Posted Nov 14, 2020 3:12 UTC (Sat) by khim (subscriber, #9252) [Link]

> If someone was to create a userspace program relying on a particular syscall, flag, whatever, not being implemented - until it finally is - would that be a regression?

Absolutely. LWN even have article which explains how and why that case should be handled.

But there is also the rule if nobody notices, it's not broken.

Now… we have very weird corner-case: somebody have noticed… year after the change was made. That's… rather unusual, to say the least.

Systemd catches up with bind events

Posted Nov 14, 2020 8:42 UTC (Sat) by abo (subscriber, #77288) [Link] (1 responses)

Try booting RHEL8 (or derivatives) on the latest upstream kernels. It will initially appear to work, but certain systemd operations will fail due to a change in capabilities. (https://bugzilla.redhat.com/show_bug.cgi?id=1853736)
The fix in that case is a lot simpler, and backporting it to various distro systemd versions isn't a big deal, but it's still a regression.

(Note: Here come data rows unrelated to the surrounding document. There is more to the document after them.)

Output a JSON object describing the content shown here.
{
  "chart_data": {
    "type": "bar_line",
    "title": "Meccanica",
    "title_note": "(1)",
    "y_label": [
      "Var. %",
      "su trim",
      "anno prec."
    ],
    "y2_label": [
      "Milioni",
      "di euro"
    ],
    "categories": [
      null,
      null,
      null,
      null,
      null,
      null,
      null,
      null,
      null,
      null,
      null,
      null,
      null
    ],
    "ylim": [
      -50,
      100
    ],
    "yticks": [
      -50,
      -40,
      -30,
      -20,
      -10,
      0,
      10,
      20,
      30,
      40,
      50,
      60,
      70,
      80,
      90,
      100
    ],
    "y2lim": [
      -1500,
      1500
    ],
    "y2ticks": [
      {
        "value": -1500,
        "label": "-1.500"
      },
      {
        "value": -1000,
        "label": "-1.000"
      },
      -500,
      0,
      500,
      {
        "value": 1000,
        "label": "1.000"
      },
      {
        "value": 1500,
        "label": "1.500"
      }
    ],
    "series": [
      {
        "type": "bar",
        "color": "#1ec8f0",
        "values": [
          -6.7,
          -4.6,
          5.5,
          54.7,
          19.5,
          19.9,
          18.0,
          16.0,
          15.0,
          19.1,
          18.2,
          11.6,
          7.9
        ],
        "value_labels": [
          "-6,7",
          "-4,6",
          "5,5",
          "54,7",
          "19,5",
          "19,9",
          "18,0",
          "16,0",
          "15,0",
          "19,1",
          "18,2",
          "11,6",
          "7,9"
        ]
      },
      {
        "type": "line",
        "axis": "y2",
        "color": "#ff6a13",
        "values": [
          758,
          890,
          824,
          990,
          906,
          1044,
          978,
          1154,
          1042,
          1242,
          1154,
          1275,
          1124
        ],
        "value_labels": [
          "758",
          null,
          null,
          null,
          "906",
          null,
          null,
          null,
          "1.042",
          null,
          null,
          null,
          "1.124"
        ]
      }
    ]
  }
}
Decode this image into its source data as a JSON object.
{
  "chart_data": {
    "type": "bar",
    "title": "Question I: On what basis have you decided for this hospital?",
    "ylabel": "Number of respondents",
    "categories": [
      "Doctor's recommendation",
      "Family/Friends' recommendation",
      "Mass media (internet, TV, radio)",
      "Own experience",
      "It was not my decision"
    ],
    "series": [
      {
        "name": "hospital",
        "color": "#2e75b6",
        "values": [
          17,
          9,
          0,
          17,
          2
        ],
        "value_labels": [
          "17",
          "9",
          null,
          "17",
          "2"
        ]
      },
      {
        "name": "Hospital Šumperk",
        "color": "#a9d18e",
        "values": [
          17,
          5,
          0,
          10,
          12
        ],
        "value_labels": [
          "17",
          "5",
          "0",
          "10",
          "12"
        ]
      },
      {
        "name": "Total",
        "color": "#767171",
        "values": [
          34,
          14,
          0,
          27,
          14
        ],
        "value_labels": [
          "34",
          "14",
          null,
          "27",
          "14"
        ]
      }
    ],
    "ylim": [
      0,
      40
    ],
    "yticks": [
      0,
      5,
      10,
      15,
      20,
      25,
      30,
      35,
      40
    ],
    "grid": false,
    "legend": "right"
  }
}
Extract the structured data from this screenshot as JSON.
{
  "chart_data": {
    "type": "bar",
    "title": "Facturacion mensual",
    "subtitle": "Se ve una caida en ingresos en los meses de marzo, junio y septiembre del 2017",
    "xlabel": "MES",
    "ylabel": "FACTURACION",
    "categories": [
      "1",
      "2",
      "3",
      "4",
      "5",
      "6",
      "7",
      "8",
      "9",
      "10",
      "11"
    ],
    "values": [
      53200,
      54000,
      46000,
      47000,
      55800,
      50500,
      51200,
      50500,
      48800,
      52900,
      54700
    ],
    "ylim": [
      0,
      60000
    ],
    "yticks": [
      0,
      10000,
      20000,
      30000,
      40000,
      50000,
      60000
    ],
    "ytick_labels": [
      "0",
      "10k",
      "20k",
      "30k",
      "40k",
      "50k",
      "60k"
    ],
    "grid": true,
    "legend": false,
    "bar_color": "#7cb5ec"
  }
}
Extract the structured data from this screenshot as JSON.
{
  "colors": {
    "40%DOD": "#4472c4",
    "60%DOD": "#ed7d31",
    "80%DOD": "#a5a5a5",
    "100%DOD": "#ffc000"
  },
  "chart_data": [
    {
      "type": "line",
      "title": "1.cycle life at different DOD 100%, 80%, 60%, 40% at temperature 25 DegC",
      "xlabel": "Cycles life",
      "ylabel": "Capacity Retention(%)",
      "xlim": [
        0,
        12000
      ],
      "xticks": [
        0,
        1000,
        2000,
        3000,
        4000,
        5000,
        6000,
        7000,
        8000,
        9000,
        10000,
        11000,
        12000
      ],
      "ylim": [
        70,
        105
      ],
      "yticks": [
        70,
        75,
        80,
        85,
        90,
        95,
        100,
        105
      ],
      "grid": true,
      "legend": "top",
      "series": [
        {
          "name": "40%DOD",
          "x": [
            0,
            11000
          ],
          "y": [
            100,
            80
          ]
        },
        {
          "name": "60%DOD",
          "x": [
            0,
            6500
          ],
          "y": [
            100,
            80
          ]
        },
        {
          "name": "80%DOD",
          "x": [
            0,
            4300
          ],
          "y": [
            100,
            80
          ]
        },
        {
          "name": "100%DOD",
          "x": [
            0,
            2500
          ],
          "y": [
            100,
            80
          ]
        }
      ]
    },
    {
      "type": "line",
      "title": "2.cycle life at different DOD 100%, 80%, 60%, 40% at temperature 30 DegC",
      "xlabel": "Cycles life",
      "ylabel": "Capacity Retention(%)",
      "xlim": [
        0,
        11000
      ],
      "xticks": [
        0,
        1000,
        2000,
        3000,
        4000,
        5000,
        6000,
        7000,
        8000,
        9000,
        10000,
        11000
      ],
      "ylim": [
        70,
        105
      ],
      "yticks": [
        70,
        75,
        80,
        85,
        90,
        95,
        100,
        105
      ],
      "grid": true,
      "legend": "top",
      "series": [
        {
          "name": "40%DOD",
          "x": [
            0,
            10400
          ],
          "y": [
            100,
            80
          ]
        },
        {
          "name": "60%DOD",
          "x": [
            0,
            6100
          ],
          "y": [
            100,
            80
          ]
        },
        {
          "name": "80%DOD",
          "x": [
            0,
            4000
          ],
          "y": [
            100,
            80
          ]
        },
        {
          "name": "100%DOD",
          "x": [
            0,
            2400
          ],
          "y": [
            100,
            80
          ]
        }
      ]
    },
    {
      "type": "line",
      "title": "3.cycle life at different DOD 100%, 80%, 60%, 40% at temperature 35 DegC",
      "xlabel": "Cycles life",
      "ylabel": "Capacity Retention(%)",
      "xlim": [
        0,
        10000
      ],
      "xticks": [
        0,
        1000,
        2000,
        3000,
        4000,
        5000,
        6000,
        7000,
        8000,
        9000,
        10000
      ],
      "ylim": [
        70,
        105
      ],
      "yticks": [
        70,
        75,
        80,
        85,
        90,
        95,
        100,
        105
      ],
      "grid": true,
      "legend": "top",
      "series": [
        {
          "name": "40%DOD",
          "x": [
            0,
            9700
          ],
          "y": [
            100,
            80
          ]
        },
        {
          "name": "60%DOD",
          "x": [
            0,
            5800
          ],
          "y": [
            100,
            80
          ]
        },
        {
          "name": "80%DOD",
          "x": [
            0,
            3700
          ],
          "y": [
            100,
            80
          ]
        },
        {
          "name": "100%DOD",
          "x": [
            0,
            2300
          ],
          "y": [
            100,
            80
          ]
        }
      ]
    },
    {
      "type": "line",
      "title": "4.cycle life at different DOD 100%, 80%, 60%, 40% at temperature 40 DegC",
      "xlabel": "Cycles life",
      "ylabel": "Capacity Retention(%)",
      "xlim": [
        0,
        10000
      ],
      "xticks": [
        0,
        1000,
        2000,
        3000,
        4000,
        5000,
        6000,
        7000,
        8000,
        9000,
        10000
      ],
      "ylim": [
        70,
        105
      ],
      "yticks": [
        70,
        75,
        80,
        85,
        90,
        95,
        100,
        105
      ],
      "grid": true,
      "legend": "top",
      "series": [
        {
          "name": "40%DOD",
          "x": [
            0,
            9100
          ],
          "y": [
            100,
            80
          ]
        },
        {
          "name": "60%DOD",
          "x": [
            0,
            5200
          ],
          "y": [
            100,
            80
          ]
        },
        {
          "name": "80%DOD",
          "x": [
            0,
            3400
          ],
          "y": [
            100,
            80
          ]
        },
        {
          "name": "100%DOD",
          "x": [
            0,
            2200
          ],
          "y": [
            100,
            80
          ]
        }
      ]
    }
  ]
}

Perhaps it is reasonable to consider systemd exempted from the kernel's ABI/API stability promise, because it is sometimes almost the only user of certain interfaces?

Systemd catches up with bind events

Posted Nov 15, 2020 15:19 UTC (Sun) by pbonzini (subscriber, #60935) [Link]

> Perhaps it is reasonable to consider systemd exempted from the kernel's ABI/API stability promise, because it is sometimes almost the only user of certain interfaces?

That's complicated. With more and more people using containers—including OS containers running a full-blown init system—it's not that rare to see very new userspace on old kernels or vice versa. This also means that it will be much harder to remove features in distro kernels: for example, even if your distro ships with an nftables-based iptables(8), there could be containers using the older iptables API.